Fuzzing and Symbolic Execution

Fuzzing and Symbolic Execution

Fuzzing and symbolic execution are automated techniques for finding bugs in software. In the malware analysis context, they are useful for:

Finding vulnerabilities that malware exploits
Identifying backdoor trigger conditions (inputs that cause unusual behavior)
Determining binary equivalence across metamorphic malware variants
Automatically testing unpacked samples for crash-worthy inputs

Common C Vulnerabilities

Before fuzzing, you need to know what you’re looking for. These are the most common classes of memory corruption bugs.

Buffer / Stack Overflow

Writing beyond the end of a fixed-size buffer. If the buffer is on the stack, the saved return address can be overwritten.

char password[9];
scanf("%s", password);   // no length limit — input longer than 8 chars overflows

Array Out-of-Bounds

Using an index that falls outside the allocated range. Off-by-one errors are the classic source.

int a[10];
a[10] = 0;   // writes one past the end of the array

Failure to Null-Terminate

strcat, sprintf, and similar functions assume a null-terminated destination. If the source fills the buffer exactly, the null is written past the end.

char buf[8];
read(STDIN_FILENO, buf, 8);   // fills buf with no null terminator
strcat(dest, buf);             // reads past end of buf

Format String

Passing user input directly as a printf format string allows reading (and writing) arbitrary memory.

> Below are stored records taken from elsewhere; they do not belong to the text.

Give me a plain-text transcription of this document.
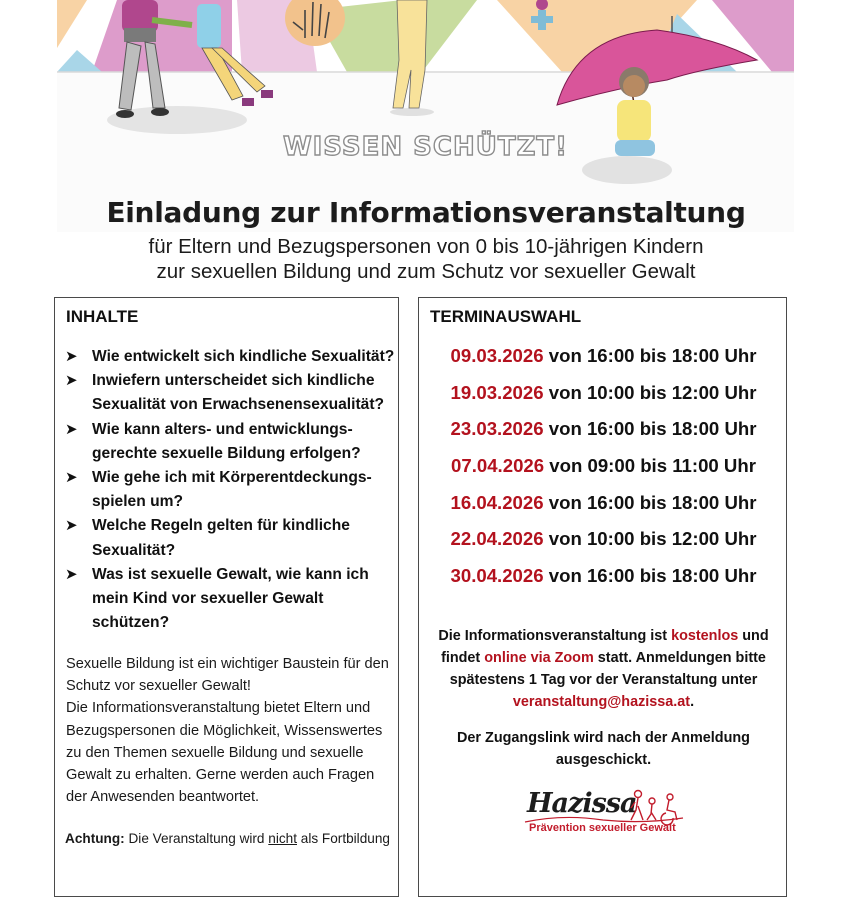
WISSEN SCHÜTZT!
Einladung zur Informationsveranstaltung
für Eltern und Bezugspersonen von 0 bis 10-jährigen Kindern
zur sexuellen Bildung und zum Schutz vor sexueller Gewalt
INHALTE
➤ Wie entwickelt sich kindliche Sexualität?
➤ Inwiefern unterscheidet sich kindliche
Sexualität von Erwachsenensexualität?
➤ Wie kann alters- und entwicklungs-
gerechte sexuelle Bildung erfolgen?
➤ Wie gehe ich mit Körperentdeckungs-
spielen um?
➤ Welche Regeln gelten für kindliche
Sexualität?
➤ Was ist sexuelle Gewalt, wie kann ich
mein Kind vor sexueller Gewalt
schützen?
Sexuelle Bildung ist ein wichtiger Baustein für den
Schutz vor sexueller Gewalt!
Die Informationsveranstaltung bietet Eltern und
Bezugspersonen die Möglichkeit, Wissenswertes
zu den Themen sexuelle Bildung und sexuelle
Gewalt zu erhalten. Gerne werden auch Fragen
der Anwesenden beantwortet.
Achtung: Die Veranstaltung wird nicht als Fortbildung
TERMINAUSWAHL
09.03.2026 von 16:00 bis 18:00 Uhr
19.03.2026 von 10:00 bis 12:00 Uhr
23.03.2026 von 16:00 bis 18:00 Uhr
07.04.2026 von 09:00 bis 11:00 Uhr
16.04.2026 von 16:00 bis 18:00 Uhr
22.04.2026 von 10:00 bis 12:00 Uhr
30.04.2026 von 16:00 bis 18:00 Uhr
Die Informationsveranstaltung ist kostenlos und
findet online via Zoom statt. Anmeldungen bitte
spätestens 1 Tag vor der Veranstaltung unter
veranstaltung@hazissa.at.
Der Zugangslink wird nach der Anmeldung
ausgeschickt.
Hazissa
Prävention sexueller Gewalt
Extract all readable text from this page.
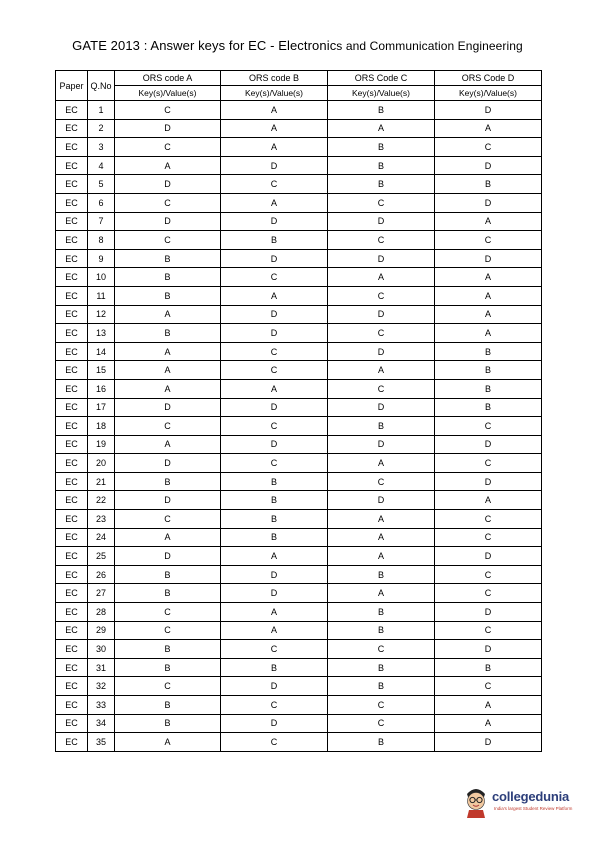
GATE 2013 : Answer keys for EC - Electronics and Communication Engineering
Paper	Q.No	ORS code A	ORS code B	ORS Code C	ORS Code D
		Key(s)/Value(s)	Key(s)/Value(s)	Key(s)/Value(s)	Key(s)/Value(s)
EC	1	C	A	B	D
EC	2	D	A	A	A
EC	3	C	A	B	C
EC	4	A	D	B	D
EC	5	D	C	B	B
EC	6	C	A	C	D
EC	7	D	D	D	A
EC	8	C	B	C	C
EC	9	B	D	D	D
EC	10	B	C	A	A
EC	11	B	A	C	A
EC	12	A	D	D	A
EC	13	B	D	C	A
EC	14	A	C	D	B
EC	15	A	C	A	B
EC	16	A	A	C	B
EC	17	D	D	D	B
EC	18	C	C	B	C
EC	19	A	D	D	D
EC	20	D	C	A	C
EC	21	B	B	C	D
EC	22	D	B	D	A
EC	23	C	B	A	C
EC	24	A	B	A	C
EC	25	D	A	A	D
EC	26	B	D	B	C
EC	27	B	D	A	C
EC	28	C	A	B	D
EC	29	C	A	B	C
EC	30	B	C	C	D
EC	31	B	B	B	B
EC	32	C	D	B	C
EC	33	B	C	C	A
EC	34	B	D	C	A
EC	35	A	C	B	D
collegedunia
India's largest Student Review Platform
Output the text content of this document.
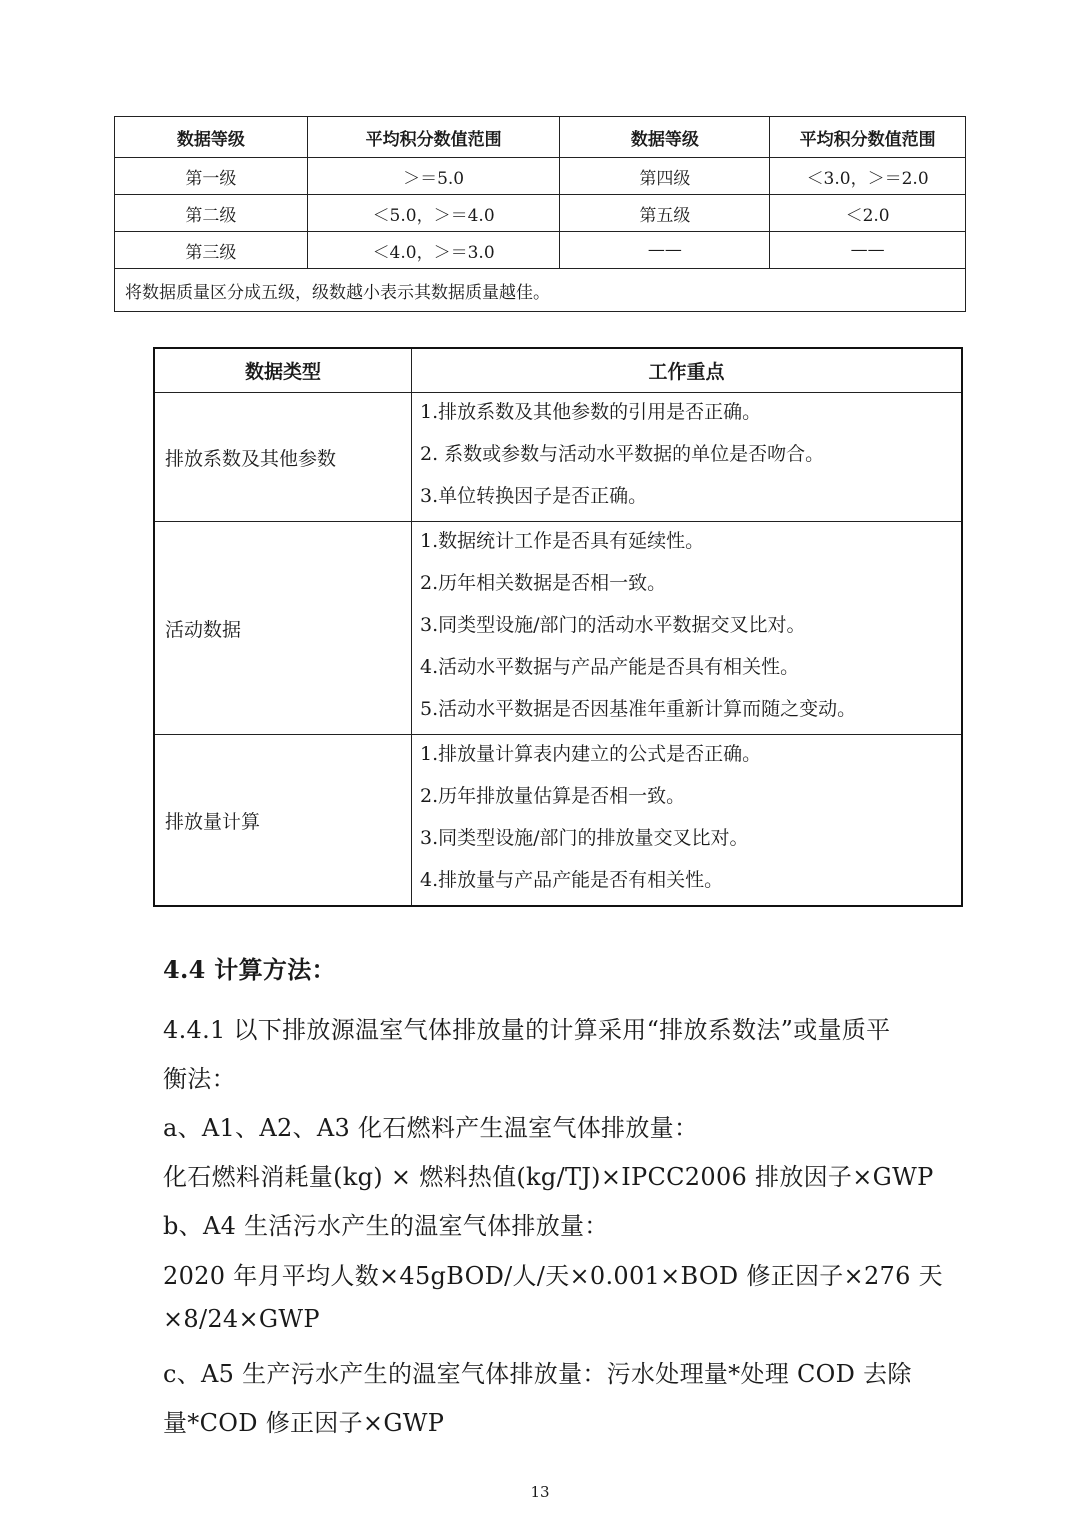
数据等级	平均积分数值范围	数据等级	平均积分数值范围
第一级	＞＝5.0	第四级	＜3.0，＞＝2.0
第二级	＜5.0，＞＝4.0	第五级	＜2.0
第三级	＜4.0，＞＝3.0	——	——
将数据质量区分成五级，级数越小表示其数据质量越佳。			
数据类型	工作重点
排放系数及其他参数	1.排放系数及其他参数的引用是否正确。
2. 系数或参数与活动水平数据的单位是否吻合。
3.单位转换因子是否正确。

活动数据	1.数据统计工作是否具有延续性。
2.历年相关数据是否相一致。
3.同类型设施/部门的活动水平数据交叉比对。
4.活动水平数据与产品产能是否具有相关性。
5.活动水平数据是否因基准年重新计算而随之变动。

排放量计算	1.排放量计算表内建立的公式是否正确。
2.历年排放量估算是否相一致。
3.同类型设施/部门的排放量交叉比对。
4.排放量与产品产能是否有相关性。
4.4 计算方法：
4.4.1 以下排放源温室气体排放量的计算采用“排放系数法”或量质平
衡法：
a、A1、A2、A3 化石燃料产生温室气体排放量：
化石燃料消耗量(kg) × 燃料热值(kg/TJ)×IPCC2006 排放因子×GWP
b、A4 生活污水产生的温室气体排放量：
2020 年月平均人数×45gBOD/人/天×0.001×BOD 修正因子×276 天
×8/24×GWP
c、A5 生产污水产生的温室气体排放量：污水处理量*处理 COD 去除
量*COD 修正因子×GWP
13
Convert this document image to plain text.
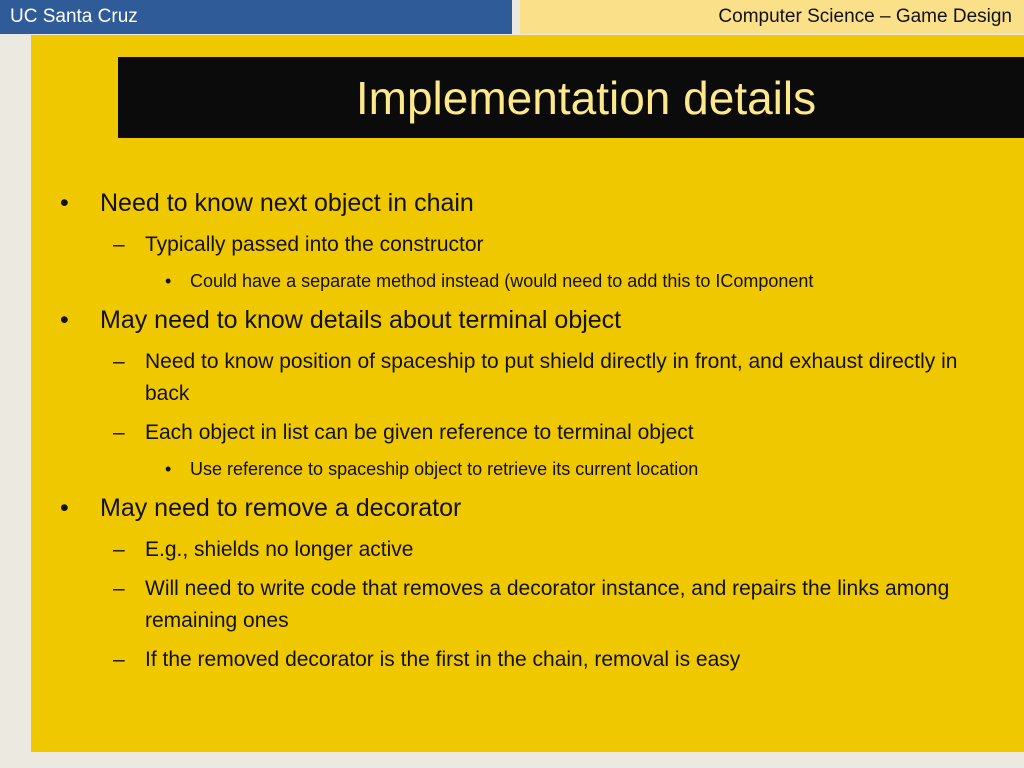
UC Santa Cruz	Computer Science – Game Design
Implementation details
• Need to know next object in chain
– Typically passed into the constructor
• Could have a separate method instead (would need to add this to IComponent
• May need to know details about terminal object
– Need to know position of spaceship to put shield directly in front, and exhaust directly in back
– Each object in list can be given reference to terminal object
• Use reference to spaceship object to retrieve its current location
• May need to remove a decorator
– E.g., shields no longer active
– Will need to write code that removes a decorator instance, and repairs the links among remaining ones
– If the removed decorator is the first in the chain, removal is easy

printf(argv[1]);           // BAD
printf("%s", argv[1]);     // GOOD

%x dumps stack words. %n writes the number of bytes printed so far to a pointer argument — classic write primitive.

Use-After-Free

Using a pointer after the memory it points to has been freed. Common in browsers and complex data structure code.

char *p = malloc(16);
free(p);
printf("%s\n", p);    // undefined behavior — p may point to recycled memory

Fuzzing

Fuzzing (fuzz testing) generates large numbers of inputs and watches for crashes, hangs, or unexpected behavior.

Black-Box vs. White-Box

Black-box: treats the program as opaque, generates random or mutation-based inputs. Simple but inefficient; unlikely to reach deeply nested code paths.
White-box (coverage-guided): instruments the binary to track which code paths are hit. Uses that feedback to evolve inputs that reach new code. Far more efficient.

American Fuzzy Lop (AFL++)

AFL++ is the standard coverage-guided fuzzer. It instruments the target at compile time to measure branch coverage, then uses a genetic algorithm to mutate inputs toward unexplored branches.

Compile the target with AFL instrumentation:

$ CC=afl-cc CXX=afl-c++ ./configure
$ make
# or for a single file:
$ afl-cc -o target vulnerable.c

Create a seed corpus — a directory of small, valid inputs:

$ mkdir inputs
$ echo "test" > inputs/seed1

Run the fuzzer:

$ afl-fuzz -i inputs -o out ./target

AFL++ displays a live dashboard showing:

cycles done — how many times it has processed the entire queue
total paths — number of distinct code paths discovered
uniq crashes — number of unique crash-inducing inputs found
uniq hangs — inputs that cause the program to hang

Crashes are saved in out/default/crashes/. Each file in that directory is an input that caused the program to crash — start triage there.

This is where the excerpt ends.